A new blockchain-focused team has been established by Lightspeed Venture Partners to make investments in blockchain businesses in their early stages.
Investors have been apprehensive about the current crypto winter so far, but for serious proponents of the new technology, it appears like the time has come to focus even more on high-potential projects. A new blockchain-focused team called Lightspeed Fraction has been established by US venture capital company Lightspeed Venture Partners to make investments in blockchain businesses in their early stages.
An Innovative Crypto Investment Team
The news coincides with Lightspeed Venture Partners’ announcement of three new US funds with a combined total of $6.6 billion in funding and a $500 million fund devoted to early-stage entrepreneurs in India. The VC firm is currently in charge of assets worth $18 billion.
The firm’s choice to place significant bets on blockchain businesses is consistent with its investment thesis that the technology is “changing how network participants are incentivized, how startups within this ecosystem are funded, and how communities can coalesce their shared power to create change,” according to the statement.
The venture capital firm started investing in cryptocurrencies in 2013, considering digital assets to be a crucial technology that provides unheard-of changes to the world’s “underbanked or unbanked” population. Partner at Lightspeed Ravi Mhatre said:
“We believe the industry is still early in the transition from web2 to web3, and the collaboration between Lightspeed and Faction is a testament to our shared belief in the ways that cryptocurrency may help to develop a web that better serves underserved people around the world.”
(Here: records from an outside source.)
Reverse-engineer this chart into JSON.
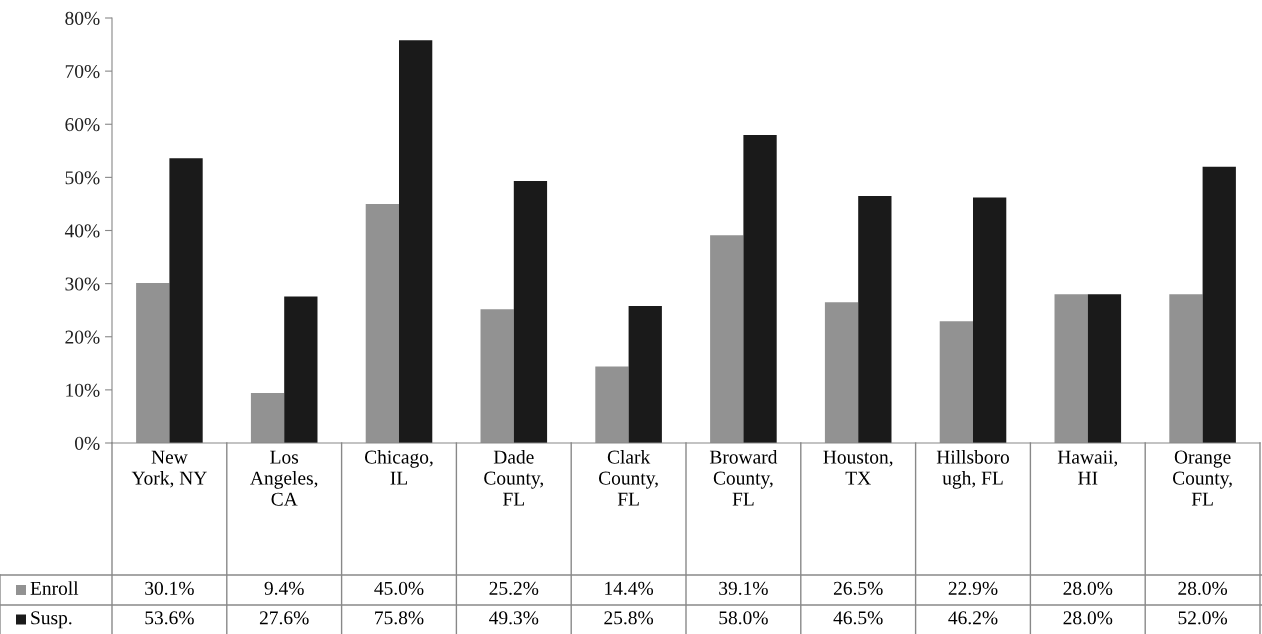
{
  "chart_data": {
    "type": "bar",
    "categories": [
      "New\nYork, NY",
      "Los\nAngeles,\nCA",
      "Chicago,\nIL",
      "Dade\nCounty,\nFL",
      "Clark\nCounty,\nFL",
      "Broward\nCounty,\nFL",
      "Houston,\nTX",
      "Hillsboro\nugh, FL",
      "Hawaii,\nHI",
      "Orange\nCounty,\nFL"
    ],
    "series": [
      {
        "name": "Enroll",
        "color": "#929292",
        "values": [
          30.1,
          9.4,
          45.0,
          25.2,
          14.4,
          39.1,
          26.5,
          22.9,
          28.0,
          28.0
        ],
        "value_labels": [
          "30.1%",
          "9.4%",
          "45.0%",
          "25.2%",
          "14.4%",
          "39.1%",
          "26.5%",
          "22.9%",
          "28.0%",
          "28.0%"
        ]
      },
      {
        "name": "Susp.",
        "color": "#1a1a1a",
        "values": [
          53.6,
          27.6,
          75.8,
          49.3,
          25.8,
          58.0,
          46.5,
          46.2,
          28.0,
          52.0
        ],
        "value_labels": [
          "53.6%",
          "27.6%",
          "75.8%",
          "49.3%",
          "25.8%",
          "58.0%",
          "46.5%",
          "46.2%",
          "28.0%",
          "52.0%"
        ]
      }
    ],
    "ylim": [
      0,
      80
    ],
    "yticks": [
      {
        "value": 0,
        "label": "0%"
      },
      {
        "value": 10,
        "label": "10%"
      },
      {
        "value": 20,
        "label": "20%"
      },
      {
        "value": 30,
        "label": "30%"
      },
      {
        "value": 40,
        "label": "40%"
      },
      {
        "value": 50,
        "label": "50%"
      },
      {
        "value": 60,
        "label": "60%"
      },
      {
        "value": 70,
        "label": "70%"
      },
      {
        "value": 80,
        "label": "80%"
      }
    ],
    "grid": false,
    "legend": "bottom left"
  }
}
Fundraising Amid the Bear Market
The same day, blockchain startup funding specialist Multicoin Capital also announced that its third fund had raised $430 million. Compared to the $100M it raised for its second fund, the sum has increased by 4.3x.
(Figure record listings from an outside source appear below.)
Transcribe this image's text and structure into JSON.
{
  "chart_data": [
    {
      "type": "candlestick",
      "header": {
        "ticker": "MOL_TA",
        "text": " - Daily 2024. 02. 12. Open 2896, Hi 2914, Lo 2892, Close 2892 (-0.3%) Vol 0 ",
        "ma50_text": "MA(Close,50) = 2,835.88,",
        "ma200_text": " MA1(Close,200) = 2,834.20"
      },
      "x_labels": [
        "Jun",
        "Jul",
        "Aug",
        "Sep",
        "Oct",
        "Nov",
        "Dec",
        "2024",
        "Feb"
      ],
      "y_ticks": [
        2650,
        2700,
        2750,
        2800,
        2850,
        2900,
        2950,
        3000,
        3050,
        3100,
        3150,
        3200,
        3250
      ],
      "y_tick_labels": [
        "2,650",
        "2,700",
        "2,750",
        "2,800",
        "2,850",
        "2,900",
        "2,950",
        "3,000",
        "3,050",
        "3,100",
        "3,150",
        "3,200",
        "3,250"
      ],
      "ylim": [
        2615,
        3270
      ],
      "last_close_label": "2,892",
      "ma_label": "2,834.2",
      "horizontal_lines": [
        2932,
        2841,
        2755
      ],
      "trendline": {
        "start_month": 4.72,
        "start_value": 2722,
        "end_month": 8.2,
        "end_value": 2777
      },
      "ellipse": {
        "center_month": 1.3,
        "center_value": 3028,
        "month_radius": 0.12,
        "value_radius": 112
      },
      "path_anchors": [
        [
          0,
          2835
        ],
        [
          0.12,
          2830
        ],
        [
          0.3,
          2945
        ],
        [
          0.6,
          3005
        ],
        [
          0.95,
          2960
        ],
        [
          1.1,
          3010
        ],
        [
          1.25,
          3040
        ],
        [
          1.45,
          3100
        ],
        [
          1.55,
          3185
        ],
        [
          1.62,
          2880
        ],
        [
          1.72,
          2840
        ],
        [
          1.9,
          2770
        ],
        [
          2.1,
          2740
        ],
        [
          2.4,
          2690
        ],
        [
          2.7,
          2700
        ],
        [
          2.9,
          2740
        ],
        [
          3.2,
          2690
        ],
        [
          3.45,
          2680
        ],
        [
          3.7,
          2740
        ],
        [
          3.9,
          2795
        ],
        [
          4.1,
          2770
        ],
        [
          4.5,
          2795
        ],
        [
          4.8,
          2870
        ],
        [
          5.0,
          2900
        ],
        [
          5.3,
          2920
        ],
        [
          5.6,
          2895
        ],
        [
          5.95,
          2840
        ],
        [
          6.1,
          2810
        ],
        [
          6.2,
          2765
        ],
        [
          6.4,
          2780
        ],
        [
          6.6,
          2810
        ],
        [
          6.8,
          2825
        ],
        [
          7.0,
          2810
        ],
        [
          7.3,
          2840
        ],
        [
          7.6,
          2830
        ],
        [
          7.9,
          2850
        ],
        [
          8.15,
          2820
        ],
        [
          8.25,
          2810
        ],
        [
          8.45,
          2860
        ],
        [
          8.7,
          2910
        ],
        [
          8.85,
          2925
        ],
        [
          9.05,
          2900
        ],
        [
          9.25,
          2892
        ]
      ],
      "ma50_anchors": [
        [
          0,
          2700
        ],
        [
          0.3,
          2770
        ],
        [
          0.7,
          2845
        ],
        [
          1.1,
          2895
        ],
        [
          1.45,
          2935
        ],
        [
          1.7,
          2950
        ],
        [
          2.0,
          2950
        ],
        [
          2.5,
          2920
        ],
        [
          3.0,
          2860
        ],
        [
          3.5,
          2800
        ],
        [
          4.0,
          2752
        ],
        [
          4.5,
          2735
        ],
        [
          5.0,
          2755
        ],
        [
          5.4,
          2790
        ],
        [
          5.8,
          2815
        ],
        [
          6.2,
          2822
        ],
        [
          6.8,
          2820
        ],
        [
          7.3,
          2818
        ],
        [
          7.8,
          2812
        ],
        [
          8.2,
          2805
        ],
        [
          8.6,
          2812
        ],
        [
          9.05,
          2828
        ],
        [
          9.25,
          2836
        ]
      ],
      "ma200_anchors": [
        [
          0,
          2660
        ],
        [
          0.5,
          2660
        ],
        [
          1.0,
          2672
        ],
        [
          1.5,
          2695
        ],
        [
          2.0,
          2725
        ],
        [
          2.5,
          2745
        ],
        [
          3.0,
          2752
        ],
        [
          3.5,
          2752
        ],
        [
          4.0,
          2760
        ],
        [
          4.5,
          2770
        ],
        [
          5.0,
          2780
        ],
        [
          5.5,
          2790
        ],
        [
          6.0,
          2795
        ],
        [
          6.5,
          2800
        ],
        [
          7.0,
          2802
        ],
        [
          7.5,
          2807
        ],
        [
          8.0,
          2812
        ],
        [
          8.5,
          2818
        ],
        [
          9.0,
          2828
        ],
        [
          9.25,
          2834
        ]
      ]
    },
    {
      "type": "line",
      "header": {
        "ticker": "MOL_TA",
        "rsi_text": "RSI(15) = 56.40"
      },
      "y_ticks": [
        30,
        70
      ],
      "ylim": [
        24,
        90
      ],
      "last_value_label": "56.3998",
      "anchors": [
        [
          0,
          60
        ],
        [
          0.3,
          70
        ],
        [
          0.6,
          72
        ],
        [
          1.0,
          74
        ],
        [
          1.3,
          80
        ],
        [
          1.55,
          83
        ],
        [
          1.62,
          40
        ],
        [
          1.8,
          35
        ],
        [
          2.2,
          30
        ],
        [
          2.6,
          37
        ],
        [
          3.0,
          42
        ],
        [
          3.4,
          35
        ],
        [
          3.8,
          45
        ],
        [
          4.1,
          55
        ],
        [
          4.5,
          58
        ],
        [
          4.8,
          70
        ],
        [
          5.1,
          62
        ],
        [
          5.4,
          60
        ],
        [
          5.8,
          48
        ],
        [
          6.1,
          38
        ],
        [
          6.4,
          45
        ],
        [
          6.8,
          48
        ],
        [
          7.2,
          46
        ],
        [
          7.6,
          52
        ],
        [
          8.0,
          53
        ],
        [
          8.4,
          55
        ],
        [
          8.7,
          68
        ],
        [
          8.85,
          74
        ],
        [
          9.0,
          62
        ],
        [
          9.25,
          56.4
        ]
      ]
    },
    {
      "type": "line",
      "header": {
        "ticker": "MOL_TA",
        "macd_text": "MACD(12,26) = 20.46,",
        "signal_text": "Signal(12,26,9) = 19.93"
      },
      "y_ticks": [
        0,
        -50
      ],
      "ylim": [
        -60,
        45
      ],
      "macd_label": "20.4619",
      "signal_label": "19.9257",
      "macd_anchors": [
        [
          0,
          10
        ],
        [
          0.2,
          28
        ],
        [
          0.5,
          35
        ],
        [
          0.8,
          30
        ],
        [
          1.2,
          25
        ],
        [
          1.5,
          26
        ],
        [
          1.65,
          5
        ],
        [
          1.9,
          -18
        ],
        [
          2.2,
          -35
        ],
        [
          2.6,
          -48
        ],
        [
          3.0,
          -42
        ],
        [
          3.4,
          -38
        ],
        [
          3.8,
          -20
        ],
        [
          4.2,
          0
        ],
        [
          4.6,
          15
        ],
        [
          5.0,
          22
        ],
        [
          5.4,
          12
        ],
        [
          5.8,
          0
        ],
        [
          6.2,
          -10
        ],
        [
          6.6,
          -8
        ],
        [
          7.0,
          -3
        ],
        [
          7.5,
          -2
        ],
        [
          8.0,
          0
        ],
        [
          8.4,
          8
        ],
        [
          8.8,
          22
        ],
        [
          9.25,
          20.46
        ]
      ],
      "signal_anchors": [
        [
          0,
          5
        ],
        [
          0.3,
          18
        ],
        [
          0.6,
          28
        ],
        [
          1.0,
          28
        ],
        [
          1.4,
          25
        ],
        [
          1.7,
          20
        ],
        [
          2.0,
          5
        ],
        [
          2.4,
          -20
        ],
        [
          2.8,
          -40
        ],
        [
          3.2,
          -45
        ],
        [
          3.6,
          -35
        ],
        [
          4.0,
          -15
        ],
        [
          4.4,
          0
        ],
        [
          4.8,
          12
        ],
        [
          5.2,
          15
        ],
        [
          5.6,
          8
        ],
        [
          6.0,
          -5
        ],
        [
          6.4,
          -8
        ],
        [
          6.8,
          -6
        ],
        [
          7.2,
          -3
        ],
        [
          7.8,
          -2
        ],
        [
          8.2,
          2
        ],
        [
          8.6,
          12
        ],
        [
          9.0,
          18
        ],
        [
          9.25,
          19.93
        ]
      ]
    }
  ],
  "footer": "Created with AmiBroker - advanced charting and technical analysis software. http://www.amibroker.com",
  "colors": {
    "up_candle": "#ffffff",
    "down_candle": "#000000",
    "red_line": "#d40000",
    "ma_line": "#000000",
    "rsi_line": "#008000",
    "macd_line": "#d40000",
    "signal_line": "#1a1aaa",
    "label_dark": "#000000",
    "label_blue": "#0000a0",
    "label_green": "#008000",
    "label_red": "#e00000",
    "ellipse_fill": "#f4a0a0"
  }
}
According to a media report, the company started raising money in the fourth quarter of last year and closed it in January of this year. Additionally, it is anticipated that later-stage ventures will receive $100 million or more while early-stage businesses would receive $500,000 to $25 million.
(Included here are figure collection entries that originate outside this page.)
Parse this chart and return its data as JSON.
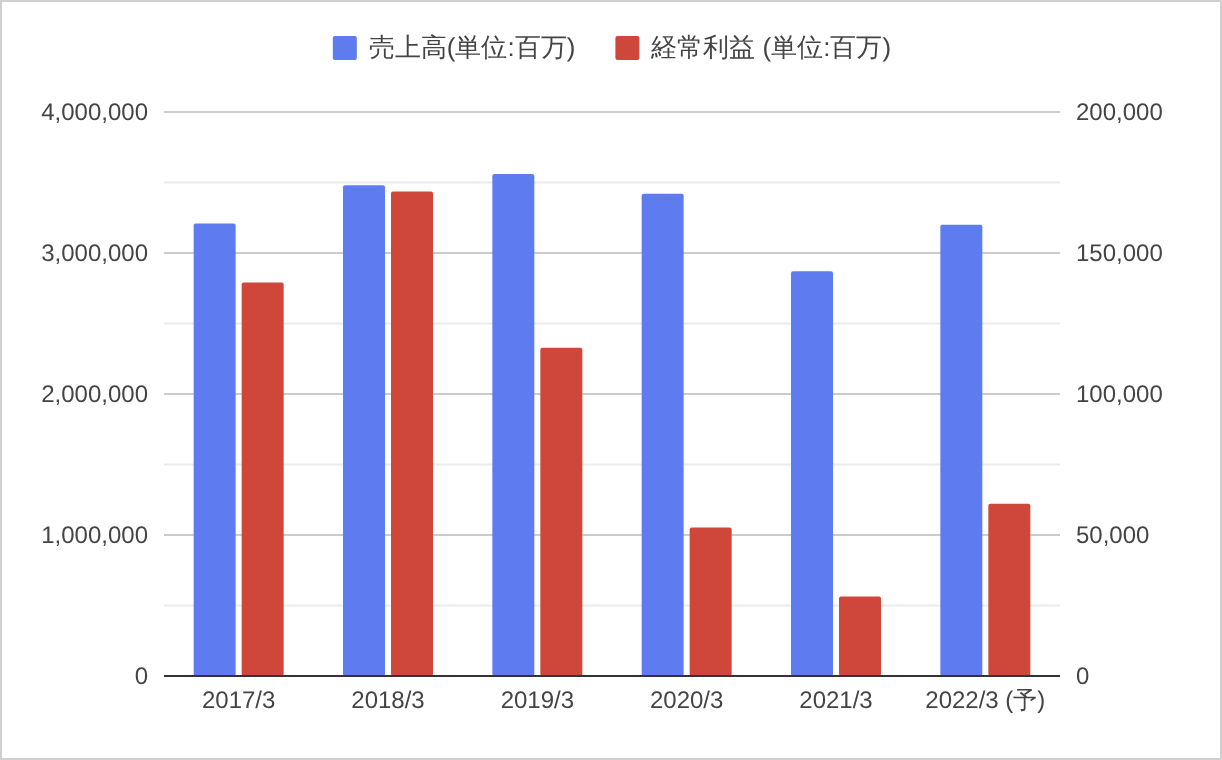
{
  "chart_data": {
    "type": "bar",
    "categories": [
      "2017/3",
      "2018/3",
      "2019/3",
      "2020/3",
      "2021/3",
      "2022/3 (予)"
    ],
    "series": [
      {
        "name": "売上高(単位:百万)",
        "color": "#5e7cef",
        "values": [
          3210000,
          3480000,
          3560000,
          3420000,
          2870000,
          3200000
        ]
      },
      {
        "name": "経常利益 (単位:百万)",
        "color": "#cf463b",
        "axis": "y2",
        "values": [
          139500,
          171800,
          116400,
          52700,
          28200,
          61100
        ]
      }
    ],
    "ylim": [
      0,
      4000000
    ],
    "yticks": [
      {
        "value": 0,
        "label": "0"
      },
      {
        "value": 500000,
        "label": null
      },
      {
        "value": 1000000,
        "label": "1,000,000"
      },
      {
        "value": 1500000,
        "label": null
      },
      {
        "value": 2000000,
        "label": "2,000,000"
      },
      {
        "value": 2500000,
        "label": null
      },
      {
        "value": 3000000,
        "label": "3,000,000"
      },
      {
        "value": 3500000,
        "label": null
      },
      {
        "value": 4000000,
        "label": "4,000,000"
      }
    ],
    "y2lim": [
      0,
      200000
    ],
    "y2ticks": [
      {
        "value": 0,
        "label": "0"
      },
      {
        "value": 50000,
        "label": "50,000"
      },
      {
        "value": 100000,
        "label": "100,000"
      },
      {
        "value": 150000,
        "label": "150,000"
      },
      {
        "value": 200000,
        "label": "200,000"
      }
    ],
    "grid": "y",
    "legend": "top"
  }
}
It’s important to note that Kyle Samani and Tushar Jain, the fund’s two largest limited partners, are also co-founders of Multicoin Capital. Samani stated that the company’s approach to making aggressive investments in Web3 and blockchain firms has not changed as a result of the current bear market.
Samani emphasized that it had “absolutely no impact” on Multicoin Capital with regard to concerns that the troubled company 3AC holding a stake in one of the company’s funds may put the venture under financial strain.